According to the study, mining was done through encrypted hijacking, using other users’ computer processing power to mine cryptocurrencies without the owner’s permission.
Josh Grunzweig of the No. 42 Threat Research Group collected approximately 470,000 unique samples of anonymous miners found on the Palo Alto network platform.
The report found that there were 3,773 emails connected to the pool, 2,995 pool url addresses, 2,341 XRM wallets, 981 bitcoin wallets, 131 e-wallets, 44 Ethereum wallets, and 28 Litecoin wallets.
According to Grunzweig, Monero has an “unbelievable monopoly” on the currency mined by malware, maliciously exploiting a total of $175 million in Monero (about 5% of all Monero currently in circulation). The total market value of Monero is about $1.9 billion, and the transaction price is about $119. The deadline for publication is 24 hours, a drop of about 10%.
Of the 2,341 Monero wallets found, only 55% (or 1278) had more than 0.01 XMR (currently around $1.19).
The report also pointed out that the data does not include the web-based Monero miners or other miners they are unable to access, which means that 5% of the data is likely to be too low.
The distribution of cryptocurrencies targeted by malicious miners. Source: Palo Alto Network
According to the report, the total hash rate of Monero encryption – about 19 megahertz per second (MH/s), which brings $30,443 a day – is about 2% of the global hash power of the Monero network. According to the report, the top three sources of hash rates are about $2,737, $2,022 and $1,596 per day.
In an email to Cointelegraph, Justin Ehrenhofer of the Monero Malware Response Working Group wrote that because Monero is “without any clear use case construction,” people “may use the privacy of Monero.
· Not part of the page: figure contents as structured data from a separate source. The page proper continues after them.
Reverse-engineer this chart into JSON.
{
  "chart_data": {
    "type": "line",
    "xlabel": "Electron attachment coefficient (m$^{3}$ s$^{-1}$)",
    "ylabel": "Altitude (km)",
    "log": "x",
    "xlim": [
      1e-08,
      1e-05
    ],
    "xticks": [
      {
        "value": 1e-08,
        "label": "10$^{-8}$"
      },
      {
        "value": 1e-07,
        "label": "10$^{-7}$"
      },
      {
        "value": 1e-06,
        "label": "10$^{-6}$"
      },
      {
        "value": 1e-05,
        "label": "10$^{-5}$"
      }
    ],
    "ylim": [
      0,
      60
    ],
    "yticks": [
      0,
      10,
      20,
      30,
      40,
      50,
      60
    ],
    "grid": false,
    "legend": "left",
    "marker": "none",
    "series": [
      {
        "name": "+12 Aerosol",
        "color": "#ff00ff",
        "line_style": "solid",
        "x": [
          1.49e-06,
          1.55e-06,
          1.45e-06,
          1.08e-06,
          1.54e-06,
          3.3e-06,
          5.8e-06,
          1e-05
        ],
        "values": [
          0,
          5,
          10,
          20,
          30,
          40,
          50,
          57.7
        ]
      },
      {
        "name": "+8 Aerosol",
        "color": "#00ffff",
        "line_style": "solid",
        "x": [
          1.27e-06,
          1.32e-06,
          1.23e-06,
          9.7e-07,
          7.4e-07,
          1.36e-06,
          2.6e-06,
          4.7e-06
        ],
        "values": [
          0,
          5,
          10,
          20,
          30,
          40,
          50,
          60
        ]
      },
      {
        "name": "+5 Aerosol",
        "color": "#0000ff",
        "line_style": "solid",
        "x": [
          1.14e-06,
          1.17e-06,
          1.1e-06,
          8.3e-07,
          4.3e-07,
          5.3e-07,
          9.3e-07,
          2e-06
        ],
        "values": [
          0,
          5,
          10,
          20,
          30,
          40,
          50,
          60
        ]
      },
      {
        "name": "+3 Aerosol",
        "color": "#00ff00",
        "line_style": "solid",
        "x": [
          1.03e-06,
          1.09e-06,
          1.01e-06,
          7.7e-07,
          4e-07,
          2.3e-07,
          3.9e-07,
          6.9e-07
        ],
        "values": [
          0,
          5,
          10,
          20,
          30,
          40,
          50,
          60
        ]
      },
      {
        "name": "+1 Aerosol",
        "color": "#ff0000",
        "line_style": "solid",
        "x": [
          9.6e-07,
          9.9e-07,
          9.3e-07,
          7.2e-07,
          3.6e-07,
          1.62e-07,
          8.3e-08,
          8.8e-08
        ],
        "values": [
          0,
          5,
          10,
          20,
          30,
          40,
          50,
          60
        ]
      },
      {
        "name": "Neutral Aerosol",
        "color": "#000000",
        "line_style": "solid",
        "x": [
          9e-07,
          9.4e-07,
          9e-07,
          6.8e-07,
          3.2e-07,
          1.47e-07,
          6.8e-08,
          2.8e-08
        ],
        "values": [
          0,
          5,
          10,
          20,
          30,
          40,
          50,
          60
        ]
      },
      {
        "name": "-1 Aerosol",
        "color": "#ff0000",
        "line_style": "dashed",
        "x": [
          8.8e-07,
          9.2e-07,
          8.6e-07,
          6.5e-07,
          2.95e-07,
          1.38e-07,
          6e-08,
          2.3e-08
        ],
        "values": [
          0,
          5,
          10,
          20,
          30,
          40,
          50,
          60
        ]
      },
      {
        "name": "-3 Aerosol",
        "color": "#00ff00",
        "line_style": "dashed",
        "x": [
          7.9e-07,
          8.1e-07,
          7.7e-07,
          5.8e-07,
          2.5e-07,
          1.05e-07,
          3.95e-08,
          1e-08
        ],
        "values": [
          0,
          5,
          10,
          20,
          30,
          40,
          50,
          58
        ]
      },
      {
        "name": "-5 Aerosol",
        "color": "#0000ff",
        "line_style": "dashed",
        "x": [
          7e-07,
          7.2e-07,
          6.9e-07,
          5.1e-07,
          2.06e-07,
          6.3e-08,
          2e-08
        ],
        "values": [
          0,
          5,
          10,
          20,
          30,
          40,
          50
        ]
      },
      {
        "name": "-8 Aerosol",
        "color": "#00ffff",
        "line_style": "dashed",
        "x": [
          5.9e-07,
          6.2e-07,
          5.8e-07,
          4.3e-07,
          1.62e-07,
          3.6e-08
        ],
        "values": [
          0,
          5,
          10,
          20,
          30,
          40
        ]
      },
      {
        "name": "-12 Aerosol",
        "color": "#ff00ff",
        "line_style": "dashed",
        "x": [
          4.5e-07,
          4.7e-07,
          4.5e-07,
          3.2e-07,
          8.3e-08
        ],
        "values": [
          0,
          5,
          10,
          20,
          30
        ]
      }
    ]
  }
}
Accessible work characteristics prove that you are seeking improper personal interests for yourself.”
For this reason, the Malware Working Group is a volunteer group dedicated to educating encrypted users about how to avoid malware and being encrypted:
“The Monero community is interested in helping unwelcome system mining and other illegal activities. We can never stop every machine from being damaged. It is estimated that the proportion of coins mined by Monero coins largely reflects the number of destroyed machines. In addition to mining Monero coins, they can also send spam and Surveillance of users. We hope that our contribution will limit unwelcome behavior at the source.”
Yesterday, Japanese police reported that they had begun investigating the case of Monero’s use of Coinhive mining software for theft. Last week, a security team found that more than 40,000 computers were infected with mining malware, including Monero, which came from industries such as finance, education, and government.